Eric Cutler had the right heroic tone for
the Kaiser, but there were moments in his phrasing that could sound
overmannered; if his crisp, highly-articulated syllables had a theatrical
quality that worked with the fantastic adventure described in the first act
monologue, the approach seemed oddly matched to the emotional volatility of his
second act scene. Oleksandr Pushniak, however, was an effortlessly natural
Barak: in the first act he was an ideal sparring partner for Ms Värelä,
balancing obvious frustrations with an unfeigned generosity of spirit; and the
slow-dawning confusion that overtakes the character during the course of the
second act was no less credibly rendered than the overwhelming remorse of the
third. The evening also benefitted from the presence of an unusually strong
spirit messenger and some excellent off-stage voices.

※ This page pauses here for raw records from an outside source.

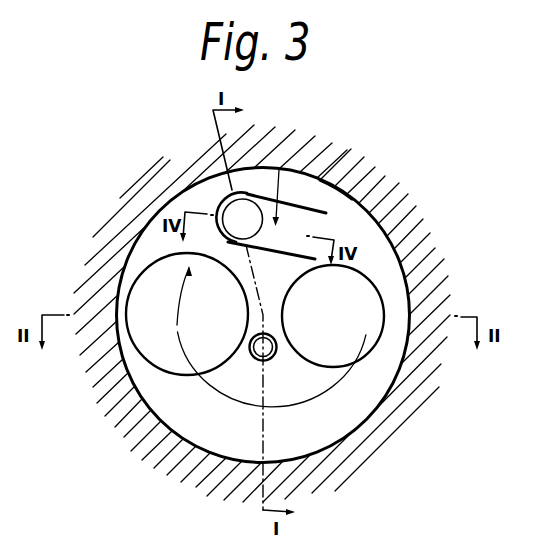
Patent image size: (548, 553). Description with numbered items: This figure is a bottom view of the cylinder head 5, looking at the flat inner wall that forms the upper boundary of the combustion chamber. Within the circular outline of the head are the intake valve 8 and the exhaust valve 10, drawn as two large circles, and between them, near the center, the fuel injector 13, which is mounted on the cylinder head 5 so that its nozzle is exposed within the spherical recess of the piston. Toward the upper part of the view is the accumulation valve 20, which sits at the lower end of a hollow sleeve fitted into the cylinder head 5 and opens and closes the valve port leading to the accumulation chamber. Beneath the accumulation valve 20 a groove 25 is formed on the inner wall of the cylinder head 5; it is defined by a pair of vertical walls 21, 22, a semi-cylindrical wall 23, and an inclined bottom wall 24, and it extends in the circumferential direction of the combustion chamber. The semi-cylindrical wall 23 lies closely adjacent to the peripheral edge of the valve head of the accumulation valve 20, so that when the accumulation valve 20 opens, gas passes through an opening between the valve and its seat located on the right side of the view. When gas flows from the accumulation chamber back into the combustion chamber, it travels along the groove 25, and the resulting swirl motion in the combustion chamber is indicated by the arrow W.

The cylinder head 5 is at (123, 418).
The intake valve 8 is at (145, 340).
The exhaust valve 10 is at (362, 297).
The fuel injector 13 is at (268, 346).
The accumulation valve 20 is at (298, 189).
The vertical wall 21 is at (277, 257).
The vertical wall 22 is at (312, 207).
The semi-cylindrical wall 23 is at (205, 185).
The inclined bottom wall 24 is at (337, 189).
The groove 25 is at (293, 236).
The arrow indicating swirl motion W is at (338, 382).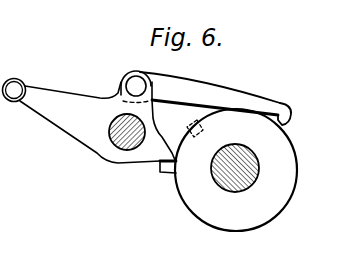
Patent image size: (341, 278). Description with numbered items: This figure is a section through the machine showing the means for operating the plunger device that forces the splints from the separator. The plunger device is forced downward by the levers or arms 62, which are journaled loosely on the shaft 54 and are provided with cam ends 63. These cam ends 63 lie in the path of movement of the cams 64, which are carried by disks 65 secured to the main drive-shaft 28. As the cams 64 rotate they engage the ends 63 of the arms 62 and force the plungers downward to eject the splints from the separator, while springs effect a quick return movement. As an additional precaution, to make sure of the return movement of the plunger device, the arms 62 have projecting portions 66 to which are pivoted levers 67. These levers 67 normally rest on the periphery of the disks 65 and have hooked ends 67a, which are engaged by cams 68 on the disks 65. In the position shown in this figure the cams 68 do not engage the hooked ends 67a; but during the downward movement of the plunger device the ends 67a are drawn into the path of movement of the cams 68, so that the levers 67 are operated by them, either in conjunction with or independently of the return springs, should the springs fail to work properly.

The main drive-shaft 28 is at (248, 189).
The shaft 54 is at (110, 137).
The levers or arms 62 is at (66, 97).
The cam ends 63 is at (163, 140).
The cams 64 is at (166, 175).
The disks 65 is at (228, 217).
The projecting portions 66 is at (118, 90).
The levers 67 is at (225, 91).
The hooked ends 67a is at (291, 117).
The cams 68 is at (196, 122).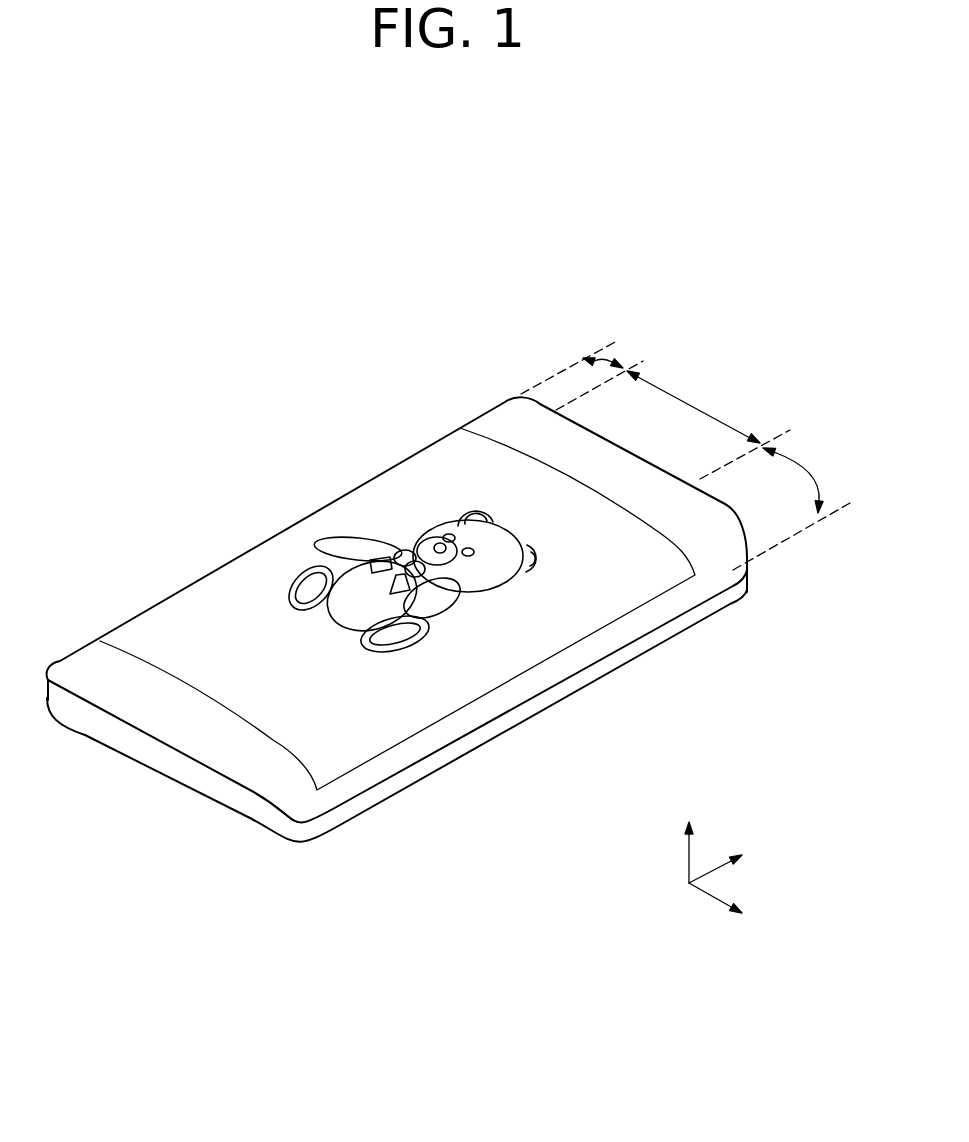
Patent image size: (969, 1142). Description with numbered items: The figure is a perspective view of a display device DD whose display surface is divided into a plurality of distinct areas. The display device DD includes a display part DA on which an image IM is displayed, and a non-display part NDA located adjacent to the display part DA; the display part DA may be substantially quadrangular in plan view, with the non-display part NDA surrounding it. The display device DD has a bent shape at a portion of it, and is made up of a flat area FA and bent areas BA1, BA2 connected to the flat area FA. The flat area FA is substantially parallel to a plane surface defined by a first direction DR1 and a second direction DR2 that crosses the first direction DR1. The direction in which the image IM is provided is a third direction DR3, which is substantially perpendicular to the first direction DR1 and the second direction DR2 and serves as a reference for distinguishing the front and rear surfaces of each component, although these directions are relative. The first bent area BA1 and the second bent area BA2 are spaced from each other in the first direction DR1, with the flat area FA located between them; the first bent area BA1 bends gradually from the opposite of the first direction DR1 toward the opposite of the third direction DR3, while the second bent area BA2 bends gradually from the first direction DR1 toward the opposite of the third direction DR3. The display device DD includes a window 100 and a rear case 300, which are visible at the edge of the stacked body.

The display device DD is at (661, 245).
The window 100 is at (747, 563).
The rear case 300 is at (740, 589).
The display part DA is at (433, 470).
The non-display part NDA is at (524, 420).
The image IM is at (330, 543).
The flat area FA is at (708, 425).
The first bent area BA1 is at (587, 372).
The second bent area BA2 is at (791, 509).
The first direction DR1 is at (738, 913).
The second direction DR2 is at (738, 853).
The third direction DR3 is at (688, 837).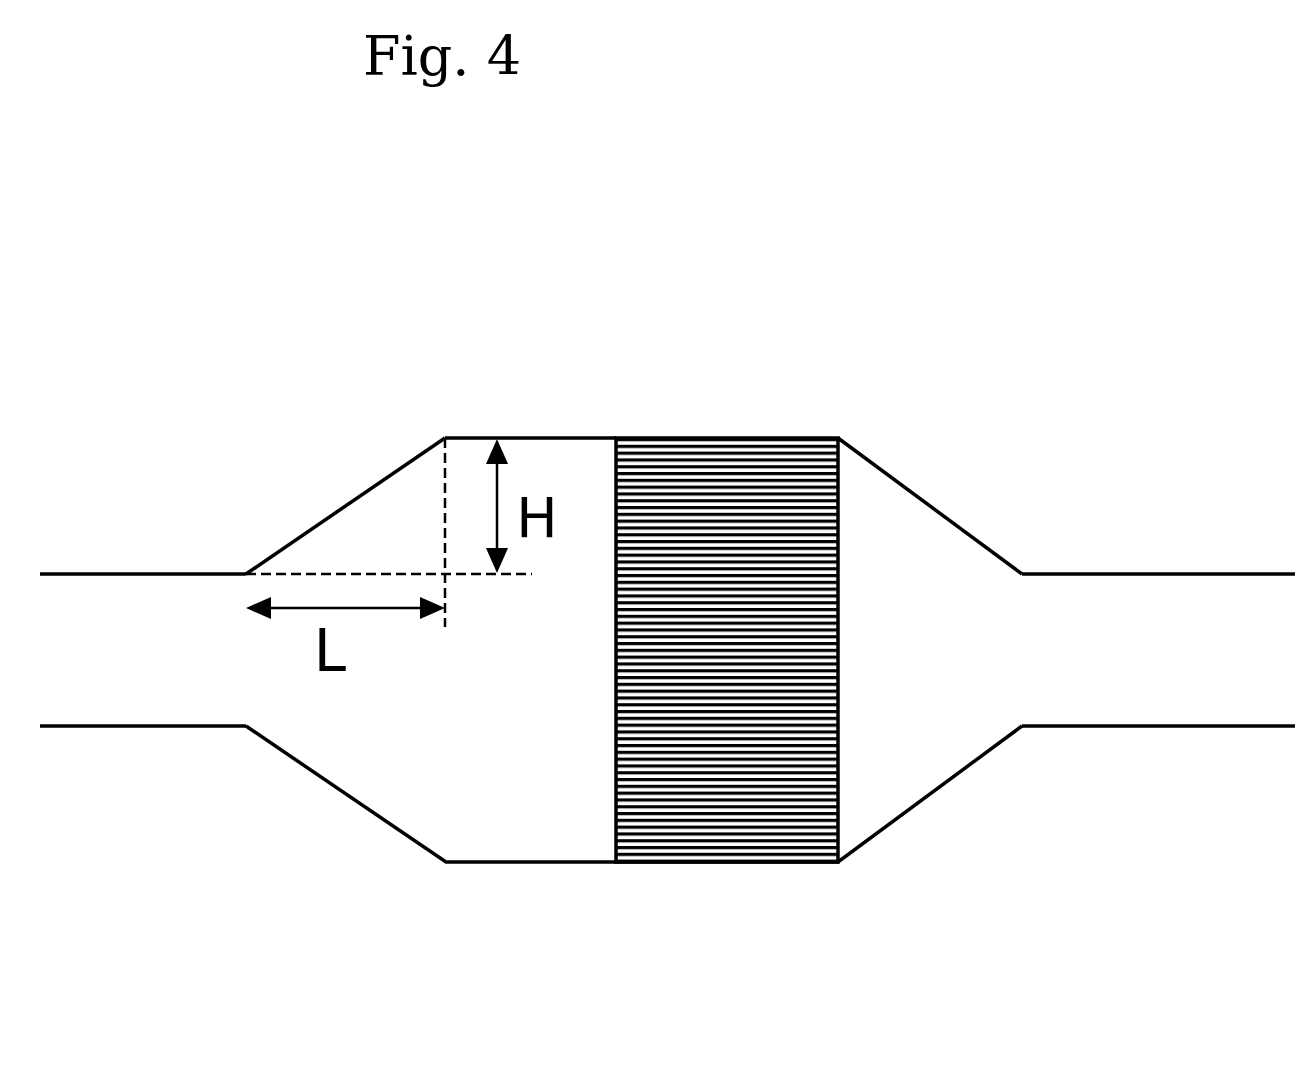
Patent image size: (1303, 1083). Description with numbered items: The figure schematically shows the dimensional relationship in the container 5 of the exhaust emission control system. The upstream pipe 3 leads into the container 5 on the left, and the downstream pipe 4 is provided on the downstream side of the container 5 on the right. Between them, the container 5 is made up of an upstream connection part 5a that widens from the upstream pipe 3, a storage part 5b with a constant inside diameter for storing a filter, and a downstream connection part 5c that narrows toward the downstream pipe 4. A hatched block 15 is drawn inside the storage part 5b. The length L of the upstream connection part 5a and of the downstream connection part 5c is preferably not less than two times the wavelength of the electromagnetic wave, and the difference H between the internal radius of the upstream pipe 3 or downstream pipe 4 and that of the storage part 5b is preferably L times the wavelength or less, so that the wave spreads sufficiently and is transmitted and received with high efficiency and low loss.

The upstream pipe 3 is at (120, 573).
The downstream pipe 4 is at (1202, 574).
The container 5 is at (872, 455).
The upstream connection part 5a is at (350, 500).
The storage part 5b is at (547, 437).
The downstream connection part 5c is at (983, 543).
The catalyst carrier 15 is at (733, 467).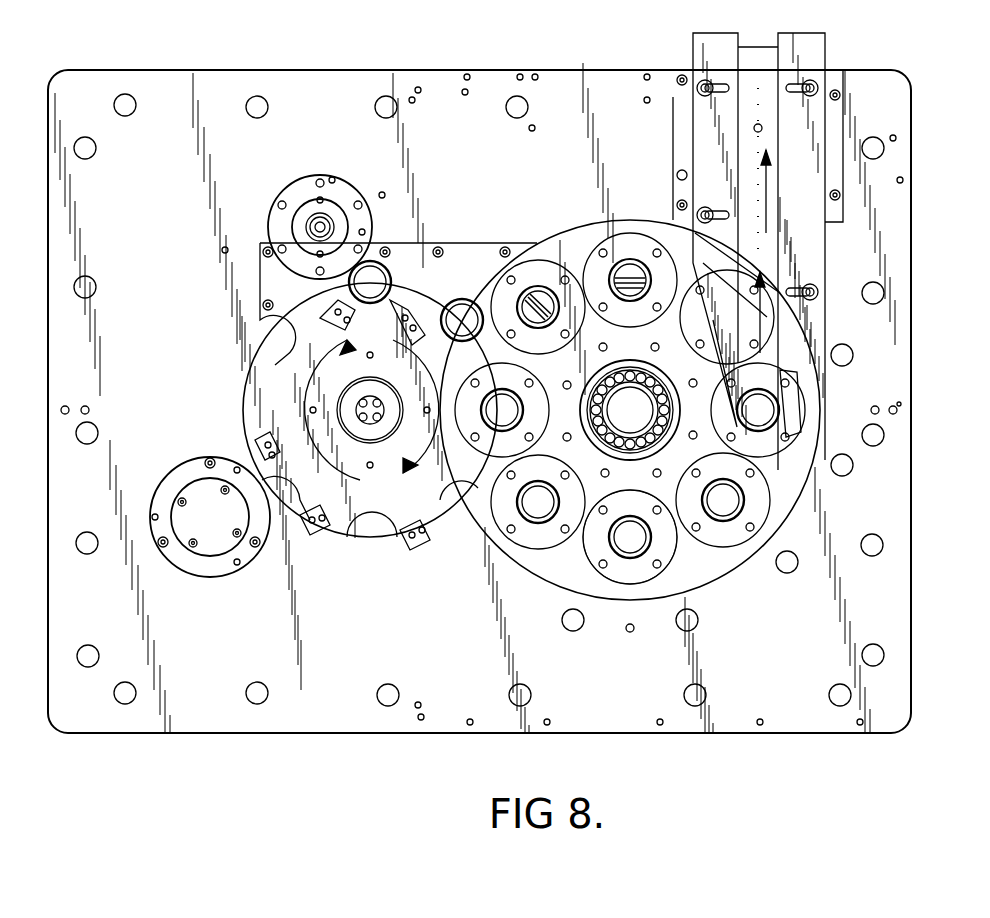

Christian Thielemann has few contemporary
equals when it comes to the operas of Strauss, and in recent years he has
emerged as one of Die Frau’s greatest twenty-first-century champions. In
addition to his insistence on performing the work without the cuts that marred
most post-war performances, his appreciation of the score’s profundities is
apparent in nearly every bar. While his tempi on this evening were never broad
to the point of slowing down the action, there was a sense of reverent wonder
in his patient approach to the score’s most sensuous passages. The brief
orchestral reconciliation of Barak and his wife in the first act was luminous,
and the bittersweet finale of that same act, with its offstage male chorus, was
taken at a hypnotic pace that captured the full grace of Barak’s domestic
pathos. Of course, Mr Thielemann had no trouble summoning stormy playing from
the orchestra – in the Erdenflug interlude or the Kaiserin’s turbulent third
act monologue – but it was the finale of the second act, where the cruelty
of the Färberin’s words and the threat of higher powers were undercut continually
by flashes of beauty, in which the range and depth of Mr Thielemann’s interpretive
insights were most apparent.
Since the 1950s, Die Frau has been
something of an ‘event’ opera, not perhaps as widely loved as Rosenkavalier
or Ariadne, but a work whose perceived inaccessibility is overcome easily
by the presence of great singers and a sympathetic conductor. But if
appreciation of the opera is enhanced by one’s willingness to immerse
themselves in von Hofmannsthal’s arcane mythology – or at least to suspend
their reservations – Mr Bösch’s staging made a solid argument that its
underlying story is no less universal than the emotional spectrum of Strauss’
score. And when a well-told staging is combined with appropriately grand
musical forces – as they were on this evening – there can be no doubt that
we are in the presence of a masterpiece.